THE IMPORTANCE OF MY TEACHERS
“I became a teacher because of my teachers. It's interesting to me because I have some colleagues who didn't have the same connections with their teachers as I did and I often wonder, ‘How did they become teachers?’ I think it's bizarre that they didn't have that connection with any of them (…) But I had a group of teachers my whole life. At first I thought it was just my high school teachers. And then, when I became a teacher, I thought to myself, ‘Is it just my high school teachers?’ Because my wife is a middle school teacher (….) Oftentimes kids will forget their teachers once they're on to the new teachers, so they'll forget their middle school teachers—not altogether, but they'll forget how important they were. They'll forget the things that they did for them once they connect with another teacher in their high school years, or they'll forget their elementary school teachers once they connect with their middle school teachers.”
“But I thought to myself, ‘Was it just my high school teachers?’ I went back, and I was like, ‘No, I have a teacher that I've connected with at every grade level that loved me and cared about me, and who really took me under their wing.’ And they were all strong women and very secure feminist men.

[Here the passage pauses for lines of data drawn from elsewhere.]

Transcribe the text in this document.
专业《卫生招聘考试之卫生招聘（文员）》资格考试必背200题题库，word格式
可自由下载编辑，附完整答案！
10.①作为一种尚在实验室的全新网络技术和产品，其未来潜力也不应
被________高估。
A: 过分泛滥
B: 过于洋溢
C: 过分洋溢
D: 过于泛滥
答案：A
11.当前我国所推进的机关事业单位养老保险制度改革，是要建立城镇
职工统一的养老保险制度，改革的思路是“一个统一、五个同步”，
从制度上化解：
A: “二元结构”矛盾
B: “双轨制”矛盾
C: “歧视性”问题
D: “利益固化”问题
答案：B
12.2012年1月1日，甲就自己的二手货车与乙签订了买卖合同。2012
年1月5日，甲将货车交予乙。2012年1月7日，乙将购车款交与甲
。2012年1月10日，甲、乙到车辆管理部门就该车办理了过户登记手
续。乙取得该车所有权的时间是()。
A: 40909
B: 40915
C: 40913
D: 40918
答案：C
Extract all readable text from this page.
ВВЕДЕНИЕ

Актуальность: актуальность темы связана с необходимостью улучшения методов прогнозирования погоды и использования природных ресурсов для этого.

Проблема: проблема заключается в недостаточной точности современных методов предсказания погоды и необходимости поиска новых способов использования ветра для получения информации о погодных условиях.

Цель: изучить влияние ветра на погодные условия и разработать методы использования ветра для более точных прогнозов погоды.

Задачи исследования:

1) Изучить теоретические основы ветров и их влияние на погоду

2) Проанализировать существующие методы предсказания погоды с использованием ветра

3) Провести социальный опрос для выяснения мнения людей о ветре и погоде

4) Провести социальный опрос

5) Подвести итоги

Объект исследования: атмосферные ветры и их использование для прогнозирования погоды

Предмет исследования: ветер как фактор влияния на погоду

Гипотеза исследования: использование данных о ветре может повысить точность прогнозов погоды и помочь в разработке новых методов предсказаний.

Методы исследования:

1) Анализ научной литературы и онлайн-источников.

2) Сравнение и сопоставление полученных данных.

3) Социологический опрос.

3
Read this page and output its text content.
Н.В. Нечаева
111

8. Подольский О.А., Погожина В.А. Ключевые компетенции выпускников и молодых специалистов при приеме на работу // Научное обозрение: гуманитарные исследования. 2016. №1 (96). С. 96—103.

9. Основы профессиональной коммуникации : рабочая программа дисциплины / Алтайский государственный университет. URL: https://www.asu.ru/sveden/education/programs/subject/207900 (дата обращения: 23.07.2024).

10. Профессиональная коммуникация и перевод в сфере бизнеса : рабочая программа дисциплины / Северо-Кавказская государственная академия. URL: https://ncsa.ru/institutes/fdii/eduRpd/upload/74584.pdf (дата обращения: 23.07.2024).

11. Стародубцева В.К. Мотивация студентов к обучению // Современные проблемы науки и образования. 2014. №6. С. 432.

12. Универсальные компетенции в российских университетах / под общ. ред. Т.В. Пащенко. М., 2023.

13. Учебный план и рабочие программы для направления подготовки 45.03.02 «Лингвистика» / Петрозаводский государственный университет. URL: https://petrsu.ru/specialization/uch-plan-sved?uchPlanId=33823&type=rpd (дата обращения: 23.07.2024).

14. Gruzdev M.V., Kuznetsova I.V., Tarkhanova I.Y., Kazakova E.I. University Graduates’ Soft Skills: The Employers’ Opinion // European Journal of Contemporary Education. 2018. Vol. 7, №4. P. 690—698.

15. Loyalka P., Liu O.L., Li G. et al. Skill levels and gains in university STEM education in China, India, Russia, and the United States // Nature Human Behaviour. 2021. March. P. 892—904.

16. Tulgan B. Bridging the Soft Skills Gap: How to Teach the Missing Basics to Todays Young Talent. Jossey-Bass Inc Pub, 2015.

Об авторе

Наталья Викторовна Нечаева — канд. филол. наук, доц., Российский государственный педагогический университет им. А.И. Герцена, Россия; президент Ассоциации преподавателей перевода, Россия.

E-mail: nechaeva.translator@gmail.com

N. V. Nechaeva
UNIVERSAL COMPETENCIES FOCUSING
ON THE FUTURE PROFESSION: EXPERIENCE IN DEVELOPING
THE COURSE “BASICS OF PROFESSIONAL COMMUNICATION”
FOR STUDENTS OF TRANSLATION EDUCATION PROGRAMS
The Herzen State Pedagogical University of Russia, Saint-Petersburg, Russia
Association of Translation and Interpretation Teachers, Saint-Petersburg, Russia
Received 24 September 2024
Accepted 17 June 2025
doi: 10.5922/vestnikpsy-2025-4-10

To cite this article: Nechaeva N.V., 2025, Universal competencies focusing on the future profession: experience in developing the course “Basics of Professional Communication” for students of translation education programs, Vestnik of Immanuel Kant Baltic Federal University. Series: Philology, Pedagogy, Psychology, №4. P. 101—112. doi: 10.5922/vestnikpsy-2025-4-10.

And it was really cool.”
“I'm still friends with them. I've sung at their children's weddings. We still have dinners, monthly.”
“I send them text messages.”
“My office is designed around [things from my old teachers]. My Music teacher had a recliner and I have a beanbag that size in my office. She had a green lamp. So do I. I still have the bookmark that my English teacher gave me in my senior year. I have it right here. I just took a picture of it last week and I texted it to her (…) I still have my choir folder from high school right here and I stole all of the music that I liked. That was my favorite music from my teacher. I tell them constantly.”
“I have a trauma background. I often think my teachers saved my life. And I think, and I have often said, the best way that I could have ever paid it forward was to do [that] for my students—or be there, or be a figure for my students that my teachers were for me.”
“ So I became a teacher because of my teachers.”
BECOMING A MUSIC TEACHER IN THIS SCHOOL
“I kind of knew that I would be good at it and I knew that that's what I wanted to do. I didn't know what I was going to teach, because there are a couple of things that I could have done. But I knew that Music—I knew that I was good at it and I knew that it was a passion of mine. So then I knew it was going to be Music or it was going to be English. And so I married an English teacher and I became a Music teacher.”
“So I've been teaching for twenty years. I love it. I have been teaching Music. I've taught middle school for the entire duration and for the last fifteen I've taught middle school and high school. I've taught in 2 districts. The first district I taught in (…) I did middle school (…) In 2009 we had four Music teachers cut. And then in 2010 we had four more Music teachers cut. I was in that cohort. So then I found myself [here].”